UPDATE: AMD has issued a statement confirming activation keys have been compromised, and added that there might be a delay in redeeming valid vouchers while it looks into the situation.
"This past weekend, activation keys associated with free Dirt 3 game vouchers shipping with select AMD products were compromised," it read.
"These activation keys were hosted on a third party fulfillment agency website, www.AMD4u.com, and did not reside on AMD's website. Neither the AMD nor Codemasters servers were involved.
"We are working closely with Steam, Codemasters, and our fulfillment agency to address the situation. AMD will continue to honor all valid game vouchers, however the current situation may result in a short delay before the vouchers can be redeemed."

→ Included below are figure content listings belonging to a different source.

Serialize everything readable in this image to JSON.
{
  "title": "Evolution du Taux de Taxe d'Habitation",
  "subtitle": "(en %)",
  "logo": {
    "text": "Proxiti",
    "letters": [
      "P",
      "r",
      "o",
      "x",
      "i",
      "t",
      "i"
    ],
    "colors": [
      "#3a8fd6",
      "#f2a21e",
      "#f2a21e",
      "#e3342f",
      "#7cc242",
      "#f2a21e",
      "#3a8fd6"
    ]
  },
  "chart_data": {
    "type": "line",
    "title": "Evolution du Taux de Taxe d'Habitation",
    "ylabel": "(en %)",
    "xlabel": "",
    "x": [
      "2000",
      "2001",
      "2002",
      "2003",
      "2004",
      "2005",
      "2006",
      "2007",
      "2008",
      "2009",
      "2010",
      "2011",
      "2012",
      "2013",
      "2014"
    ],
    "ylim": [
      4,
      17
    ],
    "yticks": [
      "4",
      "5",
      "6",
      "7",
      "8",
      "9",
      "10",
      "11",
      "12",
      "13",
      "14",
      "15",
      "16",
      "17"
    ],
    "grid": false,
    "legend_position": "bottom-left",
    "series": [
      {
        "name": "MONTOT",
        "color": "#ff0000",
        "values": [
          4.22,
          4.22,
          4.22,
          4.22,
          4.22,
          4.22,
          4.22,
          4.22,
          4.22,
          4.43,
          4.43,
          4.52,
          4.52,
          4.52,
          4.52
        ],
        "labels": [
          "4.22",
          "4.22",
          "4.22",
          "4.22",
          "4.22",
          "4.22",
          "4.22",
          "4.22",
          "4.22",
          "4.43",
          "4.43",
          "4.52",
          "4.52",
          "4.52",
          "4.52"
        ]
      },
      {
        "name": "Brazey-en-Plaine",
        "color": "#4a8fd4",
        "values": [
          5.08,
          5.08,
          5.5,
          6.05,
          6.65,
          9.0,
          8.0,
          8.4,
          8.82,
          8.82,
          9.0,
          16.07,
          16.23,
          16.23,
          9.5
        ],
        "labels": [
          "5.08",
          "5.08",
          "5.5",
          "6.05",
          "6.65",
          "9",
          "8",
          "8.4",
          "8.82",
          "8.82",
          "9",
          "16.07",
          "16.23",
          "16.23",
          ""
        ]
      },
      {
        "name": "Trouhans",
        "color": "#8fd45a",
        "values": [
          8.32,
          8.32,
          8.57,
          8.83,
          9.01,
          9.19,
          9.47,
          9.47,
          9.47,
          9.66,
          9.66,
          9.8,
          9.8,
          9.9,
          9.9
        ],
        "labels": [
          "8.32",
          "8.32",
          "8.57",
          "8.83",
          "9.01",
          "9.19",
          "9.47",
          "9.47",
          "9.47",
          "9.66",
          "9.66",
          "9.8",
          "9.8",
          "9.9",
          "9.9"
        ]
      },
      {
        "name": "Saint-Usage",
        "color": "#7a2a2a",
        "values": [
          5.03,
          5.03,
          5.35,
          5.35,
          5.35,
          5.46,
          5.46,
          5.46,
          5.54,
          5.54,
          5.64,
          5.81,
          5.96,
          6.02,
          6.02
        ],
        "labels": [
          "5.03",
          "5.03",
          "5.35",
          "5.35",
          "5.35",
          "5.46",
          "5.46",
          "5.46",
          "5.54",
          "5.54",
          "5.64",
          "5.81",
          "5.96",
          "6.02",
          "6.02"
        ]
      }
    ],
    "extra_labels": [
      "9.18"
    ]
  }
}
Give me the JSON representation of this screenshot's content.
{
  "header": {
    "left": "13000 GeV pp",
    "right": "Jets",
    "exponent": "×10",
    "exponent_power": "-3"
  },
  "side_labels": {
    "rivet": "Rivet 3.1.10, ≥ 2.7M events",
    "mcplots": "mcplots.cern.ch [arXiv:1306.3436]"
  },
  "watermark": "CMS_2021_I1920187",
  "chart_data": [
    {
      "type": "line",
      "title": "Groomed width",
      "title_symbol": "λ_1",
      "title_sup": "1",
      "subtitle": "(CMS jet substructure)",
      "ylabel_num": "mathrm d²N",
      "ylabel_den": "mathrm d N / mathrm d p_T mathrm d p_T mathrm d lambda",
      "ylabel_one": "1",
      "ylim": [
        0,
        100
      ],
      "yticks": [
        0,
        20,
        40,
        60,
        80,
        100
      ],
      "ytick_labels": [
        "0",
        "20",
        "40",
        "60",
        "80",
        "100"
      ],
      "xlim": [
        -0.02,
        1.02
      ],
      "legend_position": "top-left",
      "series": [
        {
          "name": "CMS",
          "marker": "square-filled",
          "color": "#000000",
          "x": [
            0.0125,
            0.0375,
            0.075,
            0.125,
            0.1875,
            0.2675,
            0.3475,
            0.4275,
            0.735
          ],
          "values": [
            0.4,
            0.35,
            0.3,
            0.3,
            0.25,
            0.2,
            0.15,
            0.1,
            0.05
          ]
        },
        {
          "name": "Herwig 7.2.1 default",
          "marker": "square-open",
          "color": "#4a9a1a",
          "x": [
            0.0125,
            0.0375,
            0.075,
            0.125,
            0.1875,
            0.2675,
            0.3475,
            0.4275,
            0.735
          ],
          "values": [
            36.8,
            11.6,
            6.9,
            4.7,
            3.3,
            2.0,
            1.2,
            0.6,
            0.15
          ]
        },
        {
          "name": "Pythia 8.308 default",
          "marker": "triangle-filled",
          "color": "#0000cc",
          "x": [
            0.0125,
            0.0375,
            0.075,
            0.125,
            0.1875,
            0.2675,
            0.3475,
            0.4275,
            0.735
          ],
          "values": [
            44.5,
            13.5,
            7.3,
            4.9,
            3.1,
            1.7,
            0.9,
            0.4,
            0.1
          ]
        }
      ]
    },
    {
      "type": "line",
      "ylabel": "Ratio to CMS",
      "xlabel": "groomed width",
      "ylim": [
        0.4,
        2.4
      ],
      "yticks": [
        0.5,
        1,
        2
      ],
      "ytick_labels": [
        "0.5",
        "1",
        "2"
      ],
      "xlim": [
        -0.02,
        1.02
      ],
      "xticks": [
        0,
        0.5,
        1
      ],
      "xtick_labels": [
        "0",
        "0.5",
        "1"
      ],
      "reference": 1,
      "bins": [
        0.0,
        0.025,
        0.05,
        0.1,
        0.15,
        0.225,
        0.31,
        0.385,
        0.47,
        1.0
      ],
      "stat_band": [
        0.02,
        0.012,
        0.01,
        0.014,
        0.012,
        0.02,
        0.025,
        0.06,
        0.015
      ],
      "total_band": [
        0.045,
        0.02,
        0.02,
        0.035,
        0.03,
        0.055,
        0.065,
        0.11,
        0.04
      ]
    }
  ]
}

ORIGINAL STORY: Hackers have stolen access to three million digital copies of Dirt 3.
The huge list of Steam download codes was taken from AMD's redemption site, AMD4u, which was compromised.
The keys were stockpiled for use in a promotion with AMD graphics cards, reported Kotaku.
According to posts on Steam's forums, the codes were discovered in a .sql database and accessed with a simple .htaccess exploit.
Steam codes can be traced by developers, meaning Steam is able to block hacker's access to the game. Codemasters told Eurogamer it hopes Steam will deactivate the codes. A statement from AMD is expected shortly.
In June Codemasters admitted its website had been violated by hackers, with encrypted passwords, email addresses and user names stolen.